Under an initiative called Range of Electric Solution L-category Vehicles (Resolve), they will lead a 13-member group tasked by the European Union to develop narrow track trikes and quad bikes with wheel tilting for European cities by 2020.
The two largest bike builders in Europe will work with Bosch and Magneti-Marelli and five universities to make electric bikes to lure drivers out of one person cars and onto smaller electric transport units that emit no exhaust fumes in the city.
The bikes will have 4 kW electric motors and a top speed of 45 km/h. The double tilting wheels up front provides a lot of stability and grip in corners and at a stroke remove the motorists’ fear that the bike will lose grip or slide.
The Community Research and Development Information Service (Cordis) said in a statement this shift in city wheels will not be without challenges, the main one being that most car drivers do not consider bikes either a viable or comfortable mode of transport.
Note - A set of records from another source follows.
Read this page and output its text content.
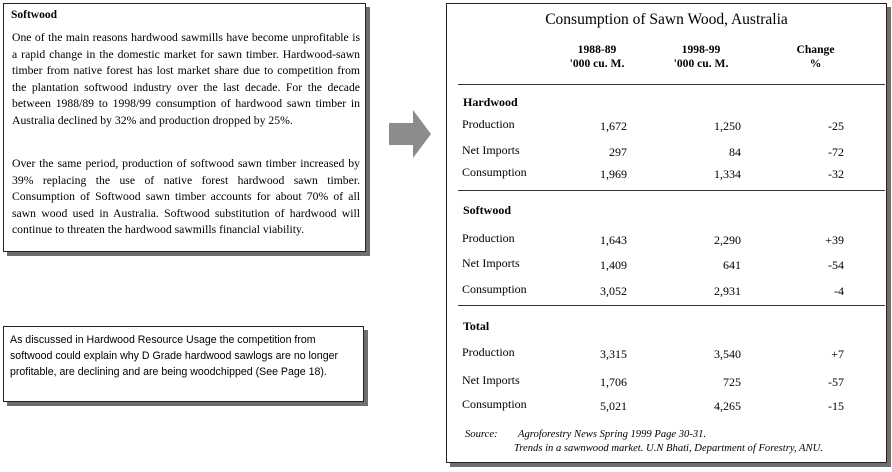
Softwood

One of the main reasons hardwood sawmills have become unprofitable is a rapid change in the domestic market for sawn timber. Hardwood-sawn timber from native forest has lost market share due to competition from the plantation softwood industry over the last decade. For the decade between 1988/89 to 1998/99 consumption of hardwood sawn timber in Australia declined by 32% and production dropped by 25%.

Over the same period, production of softwood sawn timber increased by 39% replacing the use of native forest hardwood sawn timber. Consumption of Softwood sawn timber accounts for about 70% of all sawn wood used in Australia. Softwood substitution of hardwood will continue to threaten the hardwood sawmills financial viability.

As discussed in Hardwood Resource Usage the competition from softwood could explain why D Grade hardwood sawlogs are no longer profitable, are declining and are being woodchipped (See Page 18).
Consumption of Sawn Wood, Australia
1988-89
'000 cu. M.
1998-99
'000 cu. M.
Change
%
Hardwood
Production	1,672	1,250	-25
Net Imports	297	84	-72
Consumption	1,969	1,334	-32
Softwood
Production	1,643	2,290	+39
Net Imports	1,409	641	-54
Consumption	3,052	2,931	-4
Total
Production	3,315	3,540	+7
Net Imports	1,706	725	-57
Consumption	5,021	4,265	-15
Source: Agroforestry News Spring 1999 Page 30-31.
Trends in a sawnwood market. U.N Bhati, Department of Forestry, ANU.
Hence the Resolve mission to make bikes so cheap, safe and easy to ride that only a dunce driver will want to fume in traffic.
Or in Cordis’s more diplomatic statement: “The project will develop components and systems that meet the very low cost requirements for the segment, particularly modular and scalable LV-specific electric powertrains and battery architectures. At the same time the project will deliver an exciting and attractive ELV driving experience by proposing new concepts (tilting and narrow track), while keeping the vehicle energy consumption at very low level.”
Cordis said all these advances will be demonstrated in two tilting four-wheelers, although even cheaper electric scooters will also form part of the programme.

Piaggo is co-ordinating the process, which started with the Horizon 2020 innovation program, an €80 billion initiative aimed at securing Europe’s global competitiveness.